Buscando soluciones sostenibles y baratas
Las soluciones sostenibles y con capacidad de adaptación al cambio climático también tienen que ser baratas. Con el uso de plaguicidas respetuosos con el medio ambiente, los agricultores no solo han reducido el impacto ambiental, sino que han ahorrado dinero. Antes, los cultivadores de tomates ugandeses gastaban 450 euros en pesticidas cada temporada. Actualmente, gastan unos 120, un 73% menos. Otros cálculos muestran que el abono de origen animal cuesta solamente alrededor de un dólar por kilo de nitrógeno, un importante acondicionador del suelo, lo cual podría suponer un ahorro de más de 10.000 millones de euros al año. A pesar de ello, en Uganda el empleo del abono ecológico no se ha generalizado.
“La utilización de fertilizantes es especialmente importante para la sostenibilidad económica, que a su vez es fundamental para los agricultores. Sin embargo, en Uganda se emplea muy poco abono. Las recomendaciones del pasado no eran muy rentables, pero la estrategia actual garantiza una buena rentabilidad. Aun así, las cantidades son bajas y, por lo general, tienen pocos efectos negativos sobre el medio ambiente mientras que suelen tener efectos positivos para la sostenibilidad económica, agronómica y ambiental”, explica Charles Wortmann, catedrático del departamento de Agronomía y Horticultura de la Universidad de Nebraska-Lincoln con amplia experiencia en agricultura ugandesa.
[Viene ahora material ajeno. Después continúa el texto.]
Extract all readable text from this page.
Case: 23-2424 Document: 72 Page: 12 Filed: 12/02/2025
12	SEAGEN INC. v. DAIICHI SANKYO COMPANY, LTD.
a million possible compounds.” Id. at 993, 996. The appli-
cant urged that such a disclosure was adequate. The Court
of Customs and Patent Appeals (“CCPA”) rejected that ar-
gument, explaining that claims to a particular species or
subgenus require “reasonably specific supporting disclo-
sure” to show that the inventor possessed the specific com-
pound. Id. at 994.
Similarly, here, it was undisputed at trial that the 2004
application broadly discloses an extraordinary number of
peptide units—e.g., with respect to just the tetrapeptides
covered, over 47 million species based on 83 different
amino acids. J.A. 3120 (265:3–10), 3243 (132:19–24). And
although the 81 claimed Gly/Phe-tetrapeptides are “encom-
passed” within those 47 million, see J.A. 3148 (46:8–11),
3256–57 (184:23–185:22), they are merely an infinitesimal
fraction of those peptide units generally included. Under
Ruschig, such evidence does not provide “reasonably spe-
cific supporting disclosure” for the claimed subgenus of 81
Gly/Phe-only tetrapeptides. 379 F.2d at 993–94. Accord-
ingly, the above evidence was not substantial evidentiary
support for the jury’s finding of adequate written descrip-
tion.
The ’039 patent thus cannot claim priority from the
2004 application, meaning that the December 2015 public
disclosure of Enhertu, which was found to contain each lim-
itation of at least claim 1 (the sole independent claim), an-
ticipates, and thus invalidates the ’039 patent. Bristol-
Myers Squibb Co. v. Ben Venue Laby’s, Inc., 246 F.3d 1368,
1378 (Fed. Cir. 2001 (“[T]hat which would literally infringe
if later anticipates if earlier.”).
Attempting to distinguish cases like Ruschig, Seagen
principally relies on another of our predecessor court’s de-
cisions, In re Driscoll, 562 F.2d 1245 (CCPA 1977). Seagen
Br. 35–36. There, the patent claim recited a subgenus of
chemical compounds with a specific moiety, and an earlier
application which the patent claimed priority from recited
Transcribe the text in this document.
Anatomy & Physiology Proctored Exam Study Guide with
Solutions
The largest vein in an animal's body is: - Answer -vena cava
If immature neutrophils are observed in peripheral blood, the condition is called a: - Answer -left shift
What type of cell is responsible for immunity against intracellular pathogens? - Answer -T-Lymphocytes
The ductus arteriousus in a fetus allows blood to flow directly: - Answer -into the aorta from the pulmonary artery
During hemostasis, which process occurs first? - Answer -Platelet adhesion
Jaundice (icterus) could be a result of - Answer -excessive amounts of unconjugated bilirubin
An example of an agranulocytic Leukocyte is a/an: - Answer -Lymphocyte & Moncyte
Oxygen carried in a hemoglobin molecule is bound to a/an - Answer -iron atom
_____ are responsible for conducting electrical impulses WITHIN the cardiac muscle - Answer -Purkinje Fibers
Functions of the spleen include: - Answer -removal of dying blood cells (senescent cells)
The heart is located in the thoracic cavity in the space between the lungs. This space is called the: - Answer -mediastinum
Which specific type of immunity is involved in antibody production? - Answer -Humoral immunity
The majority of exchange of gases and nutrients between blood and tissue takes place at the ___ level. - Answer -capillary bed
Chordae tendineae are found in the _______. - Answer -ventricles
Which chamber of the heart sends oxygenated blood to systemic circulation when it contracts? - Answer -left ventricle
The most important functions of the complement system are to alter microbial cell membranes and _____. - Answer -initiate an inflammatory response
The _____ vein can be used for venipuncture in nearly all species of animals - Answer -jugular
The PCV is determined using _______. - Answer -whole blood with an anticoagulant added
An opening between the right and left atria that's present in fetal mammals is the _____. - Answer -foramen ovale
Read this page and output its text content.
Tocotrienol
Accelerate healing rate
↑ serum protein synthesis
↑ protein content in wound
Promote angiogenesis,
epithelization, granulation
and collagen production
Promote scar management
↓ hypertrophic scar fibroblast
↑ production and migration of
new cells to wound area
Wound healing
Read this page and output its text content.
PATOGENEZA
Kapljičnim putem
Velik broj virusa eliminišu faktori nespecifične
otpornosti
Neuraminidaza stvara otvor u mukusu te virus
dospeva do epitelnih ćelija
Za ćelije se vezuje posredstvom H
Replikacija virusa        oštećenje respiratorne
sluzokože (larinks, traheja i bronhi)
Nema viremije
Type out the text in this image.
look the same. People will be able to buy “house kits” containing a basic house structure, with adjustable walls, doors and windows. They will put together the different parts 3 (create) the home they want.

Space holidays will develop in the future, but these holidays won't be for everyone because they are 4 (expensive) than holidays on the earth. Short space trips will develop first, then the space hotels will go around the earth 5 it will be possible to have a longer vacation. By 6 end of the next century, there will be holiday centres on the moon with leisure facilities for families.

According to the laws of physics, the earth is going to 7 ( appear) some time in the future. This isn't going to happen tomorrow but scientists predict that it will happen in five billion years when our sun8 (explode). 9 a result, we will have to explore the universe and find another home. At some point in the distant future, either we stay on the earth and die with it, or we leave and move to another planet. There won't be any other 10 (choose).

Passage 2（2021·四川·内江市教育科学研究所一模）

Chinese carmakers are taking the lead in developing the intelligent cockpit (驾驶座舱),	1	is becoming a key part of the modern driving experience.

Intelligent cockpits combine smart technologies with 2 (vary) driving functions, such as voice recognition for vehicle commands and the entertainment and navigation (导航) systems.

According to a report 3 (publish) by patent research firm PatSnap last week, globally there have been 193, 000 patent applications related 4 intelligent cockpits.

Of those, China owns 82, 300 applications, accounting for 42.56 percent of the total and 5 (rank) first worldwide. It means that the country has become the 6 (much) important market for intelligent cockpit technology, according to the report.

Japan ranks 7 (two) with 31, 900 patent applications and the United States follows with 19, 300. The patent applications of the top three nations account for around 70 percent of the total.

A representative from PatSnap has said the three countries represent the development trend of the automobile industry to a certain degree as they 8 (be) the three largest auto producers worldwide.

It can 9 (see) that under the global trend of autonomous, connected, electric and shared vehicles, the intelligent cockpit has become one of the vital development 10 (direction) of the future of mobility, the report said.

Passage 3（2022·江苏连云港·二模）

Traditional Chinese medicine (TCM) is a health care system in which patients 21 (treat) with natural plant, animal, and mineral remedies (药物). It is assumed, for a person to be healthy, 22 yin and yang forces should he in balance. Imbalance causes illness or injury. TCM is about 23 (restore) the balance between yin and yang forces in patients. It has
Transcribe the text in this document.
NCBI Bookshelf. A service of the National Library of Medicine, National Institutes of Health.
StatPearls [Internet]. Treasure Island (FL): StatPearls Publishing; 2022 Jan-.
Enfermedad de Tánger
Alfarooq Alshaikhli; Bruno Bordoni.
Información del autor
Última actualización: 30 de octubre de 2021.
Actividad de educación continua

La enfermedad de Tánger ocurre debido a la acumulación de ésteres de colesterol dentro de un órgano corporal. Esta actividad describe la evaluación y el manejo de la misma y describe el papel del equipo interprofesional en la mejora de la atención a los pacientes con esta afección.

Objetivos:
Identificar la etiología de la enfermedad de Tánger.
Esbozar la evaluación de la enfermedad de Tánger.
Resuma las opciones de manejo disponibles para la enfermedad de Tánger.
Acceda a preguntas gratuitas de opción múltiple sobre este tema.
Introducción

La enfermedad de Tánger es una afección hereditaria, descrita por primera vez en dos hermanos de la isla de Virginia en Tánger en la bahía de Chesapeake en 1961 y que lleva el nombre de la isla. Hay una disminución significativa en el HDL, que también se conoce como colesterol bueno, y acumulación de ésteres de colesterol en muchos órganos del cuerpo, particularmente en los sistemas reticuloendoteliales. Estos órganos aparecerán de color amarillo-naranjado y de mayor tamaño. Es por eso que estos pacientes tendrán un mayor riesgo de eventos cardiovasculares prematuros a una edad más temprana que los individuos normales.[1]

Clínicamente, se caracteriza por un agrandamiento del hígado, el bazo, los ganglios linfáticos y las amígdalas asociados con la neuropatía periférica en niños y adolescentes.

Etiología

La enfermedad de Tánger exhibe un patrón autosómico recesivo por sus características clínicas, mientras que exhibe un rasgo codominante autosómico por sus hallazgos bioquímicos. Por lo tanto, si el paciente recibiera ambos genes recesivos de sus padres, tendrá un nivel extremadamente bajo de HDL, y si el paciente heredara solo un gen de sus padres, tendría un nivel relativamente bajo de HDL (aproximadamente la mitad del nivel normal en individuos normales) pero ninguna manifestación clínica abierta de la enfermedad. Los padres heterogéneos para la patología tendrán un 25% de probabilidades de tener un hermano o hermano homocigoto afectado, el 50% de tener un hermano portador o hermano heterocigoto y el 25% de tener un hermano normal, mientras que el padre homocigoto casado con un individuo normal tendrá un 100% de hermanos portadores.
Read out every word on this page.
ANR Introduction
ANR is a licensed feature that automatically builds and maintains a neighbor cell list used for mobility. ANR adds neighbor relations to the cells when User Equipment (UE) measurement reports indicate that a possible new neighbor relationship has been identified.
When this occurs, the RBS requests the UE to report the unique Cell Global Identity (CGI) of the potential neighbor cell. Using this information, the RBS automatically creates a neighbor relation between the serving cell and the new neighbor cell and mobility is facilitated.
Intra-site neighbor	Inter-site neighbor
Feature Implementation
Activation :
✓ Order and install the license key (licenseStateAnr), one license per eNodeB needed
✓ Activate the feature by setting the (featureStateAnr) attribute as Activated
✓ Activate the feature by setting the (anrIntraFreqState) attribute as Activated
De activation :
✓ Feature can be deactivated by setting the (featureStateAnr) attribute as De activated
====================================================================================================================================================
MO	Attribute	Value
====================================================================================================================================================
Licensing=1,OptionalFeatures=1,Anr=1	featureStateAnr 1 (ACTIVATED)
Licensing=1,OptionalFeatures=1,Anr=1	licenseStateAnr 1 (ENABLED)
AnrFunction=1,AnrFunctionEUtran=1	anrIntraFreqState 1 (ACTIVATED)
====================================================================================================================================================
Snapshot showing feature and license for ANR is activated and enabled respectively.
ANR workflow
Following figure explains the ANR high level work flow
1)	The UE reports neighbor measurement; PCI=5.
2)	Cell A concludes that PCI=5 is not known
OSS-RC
Por lo general, se emplean pocos herbicidas de preemergencia, y el control de las malas hierbas se realiza por medios mecánicos. Tras la última escarda de la temporada, las malas hierbas vuelven a germinar y a emerger, y algunas sobreviven, aunque la competencia con el cultivo las haya hecho desaparecer. A medida que el cultivo madura, penetra más luz hasta las malas hierbas. Entonces, estas se desarrollan, y cuando llega la cosecha, cubren gran parte del campo. El crecimiento persiste, dependiendo del agua disponible en el suelo, hasta que se prepara la tierra para la próxima cosecha. Entre tanto, las hierbas protegen el suelo de la erosión, reciclan nutrientes y contribuyen a la agregación edáfica. “Las malas hierbas suelen ser una combinación de especies que incluye leguminosas y no leguminosas, variedades de raíces profundas o superficiales, etcétera. A menudo, sirven de pasto a los animales, que eligen las especies más sabrosas. Es decir, sirven de forraje y de cultivo de cobertura”, detalla Wortmann.
El camino hacia la agricultura sostenible y la adaptabilidad climática es largo y tortuoso, pero todavía hay muchas soluciones que aplicar, técnicas que mejorar, y conocimientos que explorar.
La investigadora Sansa-Otim mira un mapa y señala varios puntos. “A lo largo de 2021 se instalarán otras 18 estaciones meteorológicas. Cuando les incorporemos unos sensores especiales, permitirán estudiar también el papel de los polinizadores en el crecimiento de determinadas especies”, destaca. “Esperamos que estas contribuciones tengan un efecto concreto en el futuro de la adaptabilidad al clima en nuestro país”.